In the 2011 film Moneyball, Jonah Hill – playing Yale-educated sports analyst Peter Brand – tells baseball coach, Brad Pitt, “I believe there’s a championship team of people we can afford because everyone else underrates them.”
Thanks to AI, the same may soon be true of private-equity deal-making.
Moneyball’s story centres around Billy Beane, the general manager of the Oakland Athletics, who needs to assemble a competitive team for Oakland's limited budget of 41 million dollars. Brand shows him how – instead of trusting the gut instincts of Oakland’s hard-bitten but fallible human baseball scouts, trust something else instead – data.
Unlike San Francisco Bay baseball scouts, most PE dealmakers are already evangelists for data-driven insights. So, it’s hardly surprising the industry continues to embrace AI at speed.
As Financier Worldwide points out, “Acquirers are expanding their use of AI and related technologies, deploying everything from ML (Machine Learning), augmented intelligence and natural language processing (NLP) to advanced analytics.
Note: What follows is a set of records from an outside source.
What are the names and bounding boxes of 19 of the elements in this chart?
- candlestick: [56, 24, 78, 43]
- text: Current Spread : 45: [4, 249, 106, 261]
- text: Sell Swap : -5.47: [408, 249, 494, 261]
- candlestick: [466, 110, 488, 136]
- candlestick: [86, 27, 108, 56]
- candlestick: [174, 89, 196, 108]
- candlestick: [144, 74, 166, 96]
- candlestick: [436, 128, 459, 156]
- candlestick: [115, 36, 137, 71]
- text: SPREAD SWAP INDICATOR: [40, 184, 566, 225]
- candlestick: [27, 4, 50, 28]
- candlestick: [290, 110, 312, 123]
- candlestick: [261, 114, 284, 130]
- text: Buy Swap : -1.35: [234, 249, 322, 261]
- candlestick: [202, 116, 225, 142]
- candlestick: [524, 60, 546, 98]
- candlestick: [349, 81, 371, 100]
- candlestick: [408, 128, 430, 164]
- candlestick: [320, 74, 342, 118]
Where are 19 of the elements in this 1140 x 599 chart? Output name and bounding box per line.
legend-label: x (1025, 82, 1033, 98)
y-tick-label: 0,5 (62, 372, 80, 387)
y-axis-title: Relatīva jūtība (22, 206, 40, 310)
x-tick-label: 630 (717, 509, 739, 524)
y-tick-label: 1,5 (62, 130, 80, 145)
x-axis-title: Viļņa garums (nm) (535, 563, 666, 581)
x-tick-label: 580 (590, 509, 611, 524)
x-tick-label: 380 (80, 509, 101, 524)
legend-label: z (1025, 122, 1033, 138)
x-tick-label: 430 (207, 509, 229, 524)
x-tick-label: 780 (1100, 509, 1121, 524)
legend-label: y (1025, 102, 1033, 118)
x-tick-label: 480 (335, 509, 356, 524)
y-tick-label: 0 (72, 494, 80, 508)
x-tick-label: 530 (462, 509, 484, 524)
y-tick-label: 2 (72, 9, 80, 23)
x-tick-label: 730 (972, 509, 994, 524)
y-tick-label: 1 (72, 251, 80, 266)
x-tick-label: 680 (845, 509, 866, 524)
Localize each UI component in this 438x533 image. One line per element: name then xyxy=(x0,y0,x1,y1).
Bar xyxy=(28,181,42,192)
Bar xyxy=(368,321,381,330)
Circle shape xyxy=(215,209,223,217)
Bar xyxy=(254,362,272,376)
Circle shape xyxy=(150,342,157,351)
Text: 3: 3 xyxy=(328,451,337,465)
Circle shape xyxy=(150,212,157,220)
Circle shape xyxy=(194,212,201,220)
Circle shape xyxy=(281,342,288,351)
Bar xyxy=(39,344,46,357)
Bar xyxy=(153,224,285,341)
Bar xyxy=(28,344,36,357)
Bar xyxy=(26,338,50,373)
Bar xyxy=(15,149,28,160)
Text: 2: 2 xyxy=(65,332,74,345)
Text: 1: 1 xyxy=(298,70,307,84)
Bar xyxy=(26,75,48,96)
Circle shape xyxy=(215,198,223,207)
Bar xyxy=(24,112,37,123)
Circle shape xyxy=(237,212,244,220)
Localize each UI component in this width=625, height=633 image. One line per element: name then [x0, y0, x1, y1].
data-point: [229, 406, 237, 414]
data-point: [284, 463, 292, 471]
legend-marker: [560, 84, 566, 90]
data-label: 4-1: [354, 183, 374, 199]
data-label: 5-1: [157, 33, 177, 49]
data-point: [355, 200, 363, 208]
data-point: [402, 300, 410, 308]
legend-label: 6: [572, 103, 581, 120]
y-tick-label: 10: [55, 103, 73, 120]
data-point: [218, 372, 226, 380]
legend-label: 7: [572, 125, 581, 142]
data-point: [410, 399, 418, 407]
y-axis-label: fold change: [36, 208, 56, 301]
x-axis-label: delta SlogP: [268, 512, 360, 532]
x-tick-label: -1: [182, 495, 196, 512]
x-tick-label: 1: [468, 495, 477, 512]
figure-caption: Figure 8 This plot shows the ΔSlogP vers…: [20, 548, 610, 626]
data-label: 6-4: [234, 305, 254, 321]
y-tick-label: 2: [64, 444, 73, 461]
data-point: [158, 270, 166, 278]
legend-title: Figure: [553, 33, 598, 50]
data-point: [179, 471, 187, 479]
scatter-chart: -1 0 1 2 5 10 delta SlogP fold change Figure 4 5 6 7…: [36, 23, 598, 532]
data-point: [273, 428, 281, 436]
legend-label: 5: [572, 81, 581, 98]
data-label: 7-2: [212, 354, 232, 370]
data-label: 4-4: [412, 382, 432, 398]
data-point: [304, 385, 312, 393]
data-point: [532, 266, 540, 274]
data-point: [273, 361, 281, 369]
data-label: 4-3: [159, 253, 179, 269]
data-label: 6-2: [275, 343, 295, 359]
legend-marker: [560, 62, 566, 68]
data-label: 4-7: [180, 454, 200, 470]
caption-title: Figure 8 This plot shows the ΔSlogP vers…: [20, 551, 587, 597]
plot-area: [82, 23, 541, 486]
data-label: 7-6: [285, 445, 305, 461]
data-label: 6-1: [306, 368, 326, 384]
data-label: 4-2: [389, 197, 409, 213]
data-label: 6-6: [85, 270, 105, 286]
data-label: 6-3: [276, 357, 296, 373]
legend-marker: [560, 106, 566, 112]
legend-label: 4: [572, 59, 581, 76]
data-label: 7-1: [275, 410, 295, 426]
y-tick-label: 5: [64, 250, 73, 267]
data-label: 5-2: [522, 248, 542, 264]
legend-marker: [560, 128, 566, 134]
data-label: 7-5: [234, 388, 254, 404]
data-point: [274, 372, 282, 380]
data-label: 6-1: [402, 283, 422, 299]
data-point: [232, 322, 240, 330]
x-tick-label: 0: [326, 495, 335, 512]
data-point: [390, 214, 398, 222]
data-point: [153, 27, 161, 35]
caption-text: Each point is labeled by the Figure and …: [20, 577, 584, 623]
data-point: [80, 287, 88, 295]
AI and ML offer acquirers a number of advantages across the deal spectrum, including greater insights into target selection.”
In Private Equity News, VC-legend John Moulton agrees, “AI is already being used in due diligence, portfolio company monitoring, risk discovery and management and increasingly in deal sourcing.”
It is, perhaps, in this Moneyball-style identification of acquisitions that its impact will become most profound. As every dealmaker will be able to ask themselves a PE version of the question Pitt does in the movie. In essence – who are the companies that everyone else is not seeing because they don’t properly understand the opportunity.
And, through the strategic use of AI, be able to answer it.
Moulton again, “Portfolio companies can use AI tools to analyse industry trends and spot opportunities as they emerge. Immense quantities of press reports, social media content and flows and old-fashioned financial data can be correlated, weighed, and cross-checked using AI tools in a way that is otherwise practically impossible – better decisions generally follow.”
Initially, thinks Financier Worldwide, “AI and ML are generally expensive to implement, so larger, better capitalised firms are more likely to take advantage.” But, in the longer term, as competition drives machine-learning entry costs down, AI may even the playing field, favour the Davids, over the more risk-averse Goliaths.
Because all AI can do is discover. It still takes something machines do not possess – a little human courage, to ultimately decide. And, as the Moneyball story clearly demonstrates, “finding value in players no one else can see,” is not for everyone.
Exactly the same thing will continue to prove true for the acquisition of companies. It will still take some old-fashioned human bravado to make that nail-biting final call. No matter what the algorithms are telling you.